Did you ever meet someone who, when you spoke to them, made you feel like the most fascinating, witty, articulate, handsome man ever to draw breath? Suddenly you go from being Scott in Accounting to Scott, the Star of Our Show. He’s a hottiehe’s Scottie! (And the crowd goes wild!)

Those who can pull off making other people feel that special rarely go home aloneunless they want to.

The secret to this kind of success is really quite obvious. Most men I meet rarely ask me anything about myself. This is annoying, to say the least. Please note that this is not a Judy-specific phenomenon my girlfriends bitch and moan about the same thing constantly. So when one of us stumbles across a guy who actually asks us questions and then listens to the answers, it’s like finding a genuine diamond ring in a Cracker Jack box. (I usually wind up with the caramel-covered nuts.) Sure, this plan sounds like a no-brainer, but listen to yourself the next time you’re out. If your first five sentences start with “I,” it’s time to check yourself.

I ran into an ex a few weeks back and listened in horrified awe as he droned on and on about all the excitement at his job. Apparently the life of a 35-year-old video store clerk is far more challenging than I’d ever fathomed. Did he ask even once what I’d been up to? Nope. Did I offer? Nope again. But as I fled, I poked myself in the eye as hard as I could as punishment for putting up with his sorry ass for so long.

Oh, and don’t just practice the question/ answer technique on girls you want to sleep with. Because all broads have friends, and once you get a rep for being a charming guy, you’re in. We girls talk, you know.

I know it’s not the secret panty-removing handshake you were trawling for, but that’s some damned good advice I’ve just dispensed. If I do say so myself.

A “friend” of mine refuses to date me, but clearly nothing physically about me bothers her. She claims “personal reasons,” and says we can’t be more than friends (at least officially).

I know lots of guys would love to be in my situation, but this is not what I want.

Lonely Studmuffin

How interesting . . . someone who treated me the same way your special friend is treating you was also initialed L.S.! I was OK to whine to and fool around with, but no matter how many times his dick was in me, we were always “just friends” as far as he was concerned.

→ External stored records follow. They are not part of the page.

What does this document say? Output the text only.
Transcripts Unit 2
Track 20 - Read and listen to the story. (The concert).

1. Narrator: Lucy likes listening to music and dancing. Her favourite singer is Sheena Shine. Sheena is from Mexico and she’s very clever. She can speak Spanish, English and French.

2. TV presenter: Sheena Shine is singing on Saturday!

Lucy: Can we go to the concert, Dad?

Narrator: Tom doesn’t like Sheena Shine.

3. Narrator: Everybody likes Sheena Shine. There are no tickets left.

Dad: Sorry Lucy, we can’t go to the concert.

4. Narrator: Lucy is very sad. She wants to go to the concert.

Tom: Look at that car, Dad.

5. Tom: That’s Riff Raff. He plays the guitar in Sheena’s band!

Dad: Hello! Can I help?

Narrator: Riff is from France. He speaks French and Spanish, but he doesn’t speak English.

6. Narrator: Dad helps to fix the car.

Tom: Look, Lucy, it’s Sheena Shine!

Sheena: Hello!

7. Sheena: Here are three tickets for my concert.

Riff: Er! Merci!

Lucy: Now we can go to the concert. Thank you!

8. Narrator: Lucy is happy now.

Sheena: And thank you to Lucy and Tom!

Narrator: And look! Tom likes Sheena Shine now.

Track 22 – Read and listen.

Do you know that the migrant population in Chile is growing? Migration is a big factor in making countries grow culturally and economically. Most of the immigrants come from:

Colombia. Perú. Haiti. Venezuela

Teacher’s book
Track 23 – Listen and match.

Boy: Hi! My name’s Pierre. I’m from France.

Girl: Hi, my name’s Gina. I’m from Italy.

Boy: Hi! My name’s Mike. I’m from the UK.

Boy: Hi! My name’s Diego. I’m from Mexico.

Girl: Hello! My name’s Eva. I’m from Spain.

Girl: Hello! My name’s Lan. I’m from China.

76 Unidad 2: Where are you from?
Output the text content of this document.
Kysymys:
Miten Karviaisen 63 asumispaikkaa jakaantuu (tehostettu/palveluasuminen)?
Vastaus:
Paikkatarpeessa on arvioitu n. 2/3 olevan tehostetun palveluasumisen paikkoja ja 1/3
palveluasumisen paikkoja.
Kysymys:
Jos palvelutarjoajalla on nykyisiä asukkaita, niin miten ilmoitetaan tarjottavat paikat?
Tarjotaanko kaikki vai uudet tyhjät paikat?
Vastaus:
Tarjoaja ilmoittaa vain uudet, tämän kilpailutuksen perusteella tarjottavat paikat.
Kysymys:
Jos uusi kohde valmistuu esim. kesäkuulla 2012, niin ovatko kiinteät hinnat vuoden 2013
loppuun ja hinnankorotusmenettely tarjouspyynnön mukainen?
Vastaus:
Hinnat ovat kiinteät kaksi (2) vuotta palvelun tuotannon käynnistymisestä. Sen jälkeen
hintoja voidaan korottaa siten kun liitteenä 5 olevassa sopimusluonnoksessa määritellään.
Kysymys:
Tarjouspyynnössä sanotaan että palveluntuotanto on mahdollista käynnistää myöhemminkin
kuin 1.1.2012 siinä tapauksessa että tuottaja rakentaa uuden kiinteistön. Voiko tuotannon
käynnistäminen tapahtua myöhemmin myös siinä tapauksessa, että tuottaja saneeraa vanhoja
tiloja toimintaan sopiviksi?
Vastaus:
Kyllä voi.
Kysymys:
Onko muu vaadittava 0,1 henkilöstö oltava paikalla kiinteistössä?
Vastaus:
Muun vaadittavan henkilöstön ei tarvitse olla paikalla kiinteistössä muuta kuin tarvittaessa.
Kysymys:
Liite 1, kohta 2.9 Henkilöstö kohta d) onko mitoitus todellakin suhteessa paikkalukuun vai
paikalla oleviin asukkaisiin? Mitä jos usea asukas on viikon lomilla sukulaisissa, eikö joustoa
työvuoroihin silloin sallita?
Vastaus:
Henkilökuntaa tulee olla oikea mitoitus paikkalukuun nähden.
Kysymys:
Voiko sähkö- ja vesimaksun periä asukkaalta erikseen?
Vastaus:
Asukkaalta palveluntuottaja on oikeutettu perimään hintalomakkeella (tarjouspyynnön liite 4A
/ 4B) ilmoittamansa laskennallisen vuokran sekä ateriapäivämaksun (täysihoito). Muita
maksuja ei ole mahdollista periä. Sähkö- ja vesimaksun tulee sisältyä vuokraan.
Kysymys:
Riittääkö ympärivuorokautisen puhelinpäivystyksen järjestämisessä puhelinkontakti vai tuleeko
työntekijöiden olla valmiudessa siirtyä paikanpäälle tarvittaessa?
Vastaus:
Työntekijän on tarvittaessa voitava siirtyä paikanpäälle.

Sweet pea, you’re being played like I was being played. The damage this kind of scenario does to your ego and your psyche is devastating. Plus, feeling bad about yourself makes you fat and gives you pimples and wrinkles. Time to say bye-bye to this bitch. Immediately. Cutting things off cold turkey hurts like hell (and believe me, I’m still sad about that boy), but at least I know I did the right thing. And when I run into him, it won’t be my eye I’m poking.